The advantage of DR as a Service

Once you are convinced of the necessity of a DR plan, it is time to look at how to do it. Several options are available.

You can co-locate your DR infrastructure within your data center. As a rule, this approach is unwise because whatever factors affect your production system are likely to affect the DR system as well.

Alternatively, you can build your own mirror site. This method gives you complete control over the technology but can get expensive, especially if you want to duplicate the full capabilities of your data center. It also means your organization is responsible for maintaining the hardware, software and infrastructure, including all patches and upgrades. In addition, the site must be within a reasonable driving distance so your personnel can go there to spin it up when a disaster is declared—but best practices dictate a DR site should be located in an area that is climatologically different from the primary site.
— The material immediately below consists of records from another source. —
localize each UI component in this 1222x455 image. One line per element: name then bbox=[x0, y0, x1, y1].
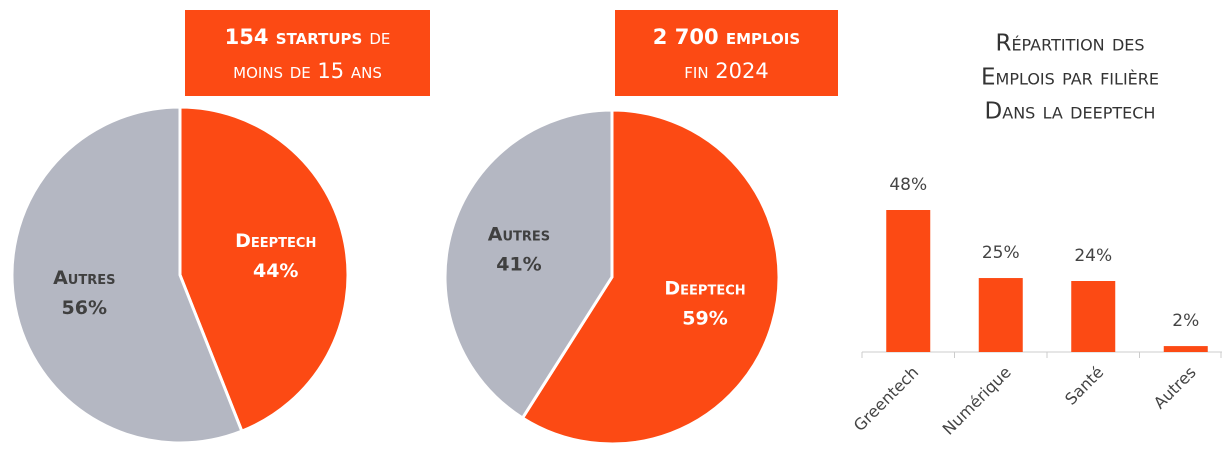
bar-value: 24% bbox=[1074, 246, 1112, 266]
bar bbox=[886, 210, 931, 352]
pie-slice bbox=[520, 108, 781, 446]
bar bbox=[978, 278, 1023, 352]
x-tick-label: Greentech bbox=[850, 363, 922, 435]
banner-line: fin 2024 bbox=[684, 59, 768, 83]
bar-value: 48% bbox=[889, 175, 927, 195]
banner-line: 2 700 emplois bbox=[653, 25, 800, 49]
x-tick-label: Santé bbox=[1061, 363, 1107, 409]
chart-title: Répartition des bbox=[995, 31, 1144, 57]
bar-value: 25% bbox=[982, 243, 1020, 263]
chart-title: Dans la deeptech bbox=[985, 99, 1156, 125]
banner-text: de bbox=[369, 25, 390, 49]
slice-value: 44% bbox=[253, 260, 298, 282]
pie-slice bbox=[178, 105, 350, 434]
banner-bold: 154 startups bbox=[225, 25, 363, 49]
slice-value: 59% bbox=[682, 308, 727, 330]
banner bbox=[185, 10, 430, 96]
x-tick-label: Numérique bbox=[939, 363, 1015, 439]
slice-label: Deeptech bbox=[235, 230, 316, 252]
slice-label: Autres bbox=[488, 223, 550, 245]
slice-label: Deeptech bbox=[664, 278, 745, 300]
slice-label: Autres bbox=[53, 267, 115, 289]
bar bbox=[1163, 346, 1208, 352]
bar-value: 2% bbox=[1172, 311, 1199, 331]
slice-value: 56% bbox=[62, 297, 107, 319]
slice-value: 41% bbox=[496, 253, 541, 275]
bar bbox=[1071, 281, 1116, 352]
x-tick-label: Autres bbox=[1150, 363, 1200, 413]
banner-line: moins de 15 ans bbox=[233, 59, 382, 83]
banner bbox=[615, 10, 838, 96]
pie-slice bbox=[10, 105, 244, 445]
pie-slice bbox=[443, 108, 614, 421]
banner-line: 154 startups de bbox=[225, 25, 391, 49]
chart-title: Emplois par filière bbox=[981, 65, 1159, 91]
Finally, you have to consider the pipe to get the data from the data center to the DR site. It is difficult to seed a petabyte of data initially or send 100 TB each day through a 1 GB or even a 10 GB pipe.

An increasingly popular and recommended third option is to purchase DR as a Service (DRaaS). The costs for this approach are much lower than a mirror site. You only pay for capacity as needed, and, significantly, DR becomes an operating expense instead of a capital expense. Furthermore, the cloud services provider manages all maintenance, upgrades, HIPAA compliance and security, freeing up your internal staff to stay focused on high-value activities. The cloud provider’s experts are available to give advice on customizing the plan to fit your RTO and RPO requirements. Finally, these experts are already at the DR site; your staff doesn’t have to travel to spin the system up—a key factor in a natural disaster.

One other important consideration when deciding which option to select is whether you can test the DR plan on a regular basis. You want to be sure that if a disaster strikes your DR plan works as envisioned to preserve data and restore application service levels. Working with a DRaaS cloud services provider pushes much of the testing process on the partner while ensuring tests occur on schedule.

Not if, but when

Having a well-designed, thoroughly-tested DR plan is not an option. It is essential for today’s data-driven healthcare organizations. Implementing DRaaS through a healthcare-focused cloud services provider helps make disaster recovery more accessible and affordable to organizations of all sizes.